—Silencio, señor; no quiero volver a oír más de ello; me haríais dudar de mí mismo. En este momento el sentimiento es toda mi ciencia.
—Como queráis, hermoso niño. Os creía más fuerte —dijo Vautrin—; ya no os diré nada más. Una última palabra, sin embargo —miró fijamente al estudiante— vos tenéis mí secreto —le dijo.
—Un joven que os rechaza sabrá olvidar pronto tal secreto.
—Muy bien, esto me gusta. Otro será menos escrupuloso. Acordaos de lo que quiero hacer por vos. Os doy quince días. Es asunto de tomarlo o dejarlo.

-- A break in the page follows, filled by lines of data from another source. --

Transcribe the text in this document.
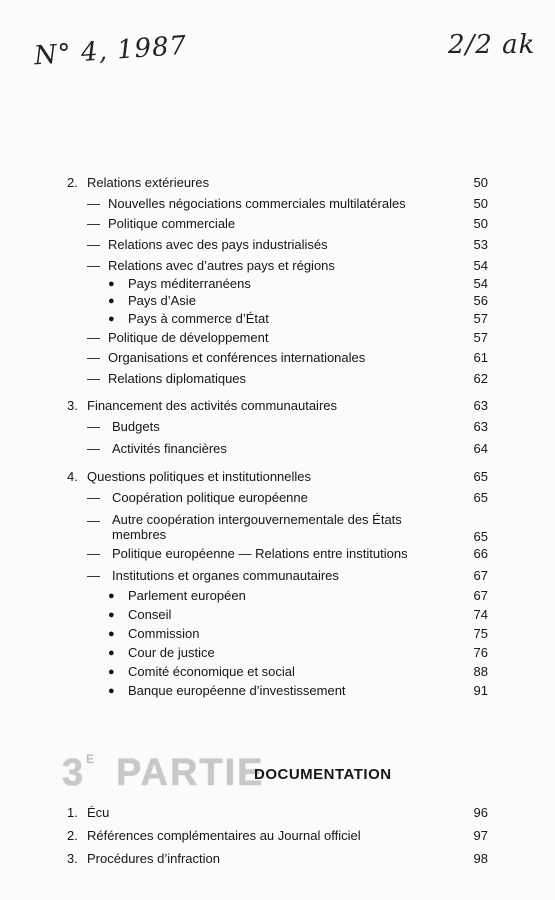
N° 4, 1987	2/2 ak
2. Relations extérieures	50
— Nouvelles négociations commerciales multilatérales	50
— Politique commerciale	50
— Relations avec des pays industrialisés	53
— Relations avec d’autres pays et régions	54
● Pays méditerranéens	54
● Pays d’Asie	56
● Pays à commerce d’État	57
— Politique de développement	57
— Organisations et conférences internationales	61
— Relations diplomatiques	62
3. Financement des activités communautaires	63
— Budgets	63
— Activités financières	64
4. Questions politiques et institutionnelles	65
— Coopération politique européenne	65
— Autre coopération intergouvernementale des États membres	65
— Politique européenne — Relations entre institutions	66
— Institutions et organes communautaires	67
● Parlement européen	67
● Conseil	74
● Commission	75
● Cour de justice	76
● Comité économique et social	88
● Banque européenne d’investissement	91
3 E PARTIE
DOCUMENTATION
1. Écu	96
2. Références complémentaires au Journal officiel	97
3. Procédures d’infraction	98
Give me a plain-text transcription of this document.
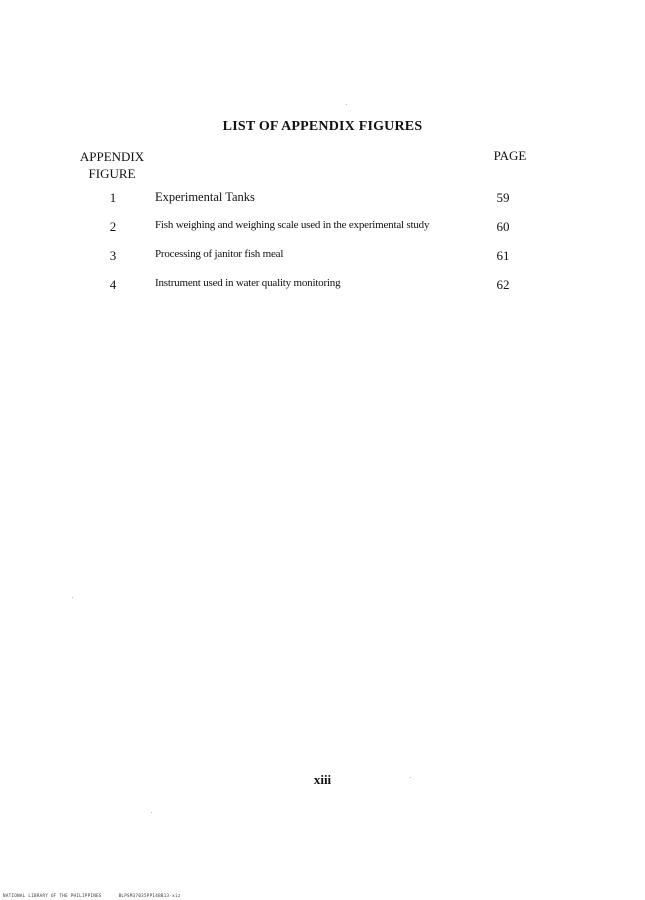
LIST OF APPENDIX FIGURES
APPENDIX
FIGURE
PAGE
1	Experimental Tanks	59
2	Fish weighing and weighing scale used in the experimental study	60
3	Processing of janitor fish meal	61
4	Instrument used in water quality monitoring	62
xiii
NATIONAL LIBRARY OF THE PHILIPPINES	BLPSM37035PP14BB13-xiz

—¡Qué cabeza de hierro tiene, pues, ese hombre! —díjose Rastignac al ver a Vautrin que se alejaba tranquilamente con el bastón bajo el brazo—. Él me ha dicho crudamente lo que la señora de Beauséant me decía en buena forma. Él me destrozaba el corazón con garras de acero. ¿Por qué he de ir a casa de la señora de Nucingen? Ha adivinado mis motivos tan pronto como yo los he concebido. En pocas palabras, ese bandido me ha dicho más cosas sobre la virtud que lo que sobre ella me han dicho los hombres y los libros. Si la virtud no tolera capitulación, ¿entonces he robado a mis hermanas? —dijo arrojando la bolsa encima de la mesa. Se sentó y permaneció allí sumido en una profunda meditación—. Ser fiel a la virtud, ¡martirio sublime! ¡Bah!, todo el mundo cree en la virtud; pero ¿quién es virtuoso? Los pueblos tienen a la libertad como ídolo; pero ¿dónde se encuentra en la tierra un pueblo libre? Mi juventud es todavía azul como un cielo sin nubes: querer ser grande o rico ¿no es acaso resolverse a mentir, a arrastrarse, a volver a erguirse, a adular, a disimular? ¿No es consentir en convertirse en el lacayo de aquellos que han mentido, se han arrastrado, han adulado? Antes de ser su cómplice hay que servirles. Pues no. Yo quiero trabajar noblemente, santamente; quiero trabajar de día y de noche, no deber mi fortuna más que a mi propio trabajo. Será la más lenta de las fortunas, pero cada día mi cabeza descansa sobre mi almohada sin un mal pensamiento. ¿Qué hay de más hermoso que contemplar la propia vida y encontrarla pura como un lirio? Yo y la vida somos como un joven y su prometida. Vautrin me ha hecho ver lo que sucede después de diez años de matrimonio. ¡Demonio!, mi cabeza se pierde. No puedo pensar en nada; el corazón es un buen guía.
Eugenio fue sacado de su meditación por la voz de la gruesa Silvia, que le anunció la llegada de su sastre, ante el cual se presentó llevando en la mano sus dos bolsas de dinero. Cuando hubo probado sus trajes de noche, volvió a ponerse su nuevo traje de mañana, con el que estaba completamente distinto.
—Bien valgo lo que el señor de Trailles —se dijo—. ¡En fin, que tengo el aire de un gentilhombre!
—Señor —dijo papá Goriot entrando en la habitación de Eugenio—, me habéis preguntado si conocía las casas que frecuenta la señora de Nucingen, ¿verdad?
—Sí.
—Pues bien, el próximo lunes va al baile del mariscal Carigliano. Si podéis ir, ya me diréis si mis dos hijas se han divertido, cómo iban vestidas, en fin, todo.
—¿Cómo habéis sabido esto, mi buen papá Goriot? —dijo Eugenio, haciéndole sentar junto a su chimenea.
—Su doncella me lo ha dicho. Sé todo lo que ellas hacen a través de Teresa y Constanza —repuso en tono alegre. El anciano se parecía a un amante lo bastante joven aún para sentirse dichoso de una estratagema que le pone en comunicación con su querida sin que ella se dé cuenta—. ¡Vos las veréis! —añadió expresando con ingenuidad una dolorosa envidia.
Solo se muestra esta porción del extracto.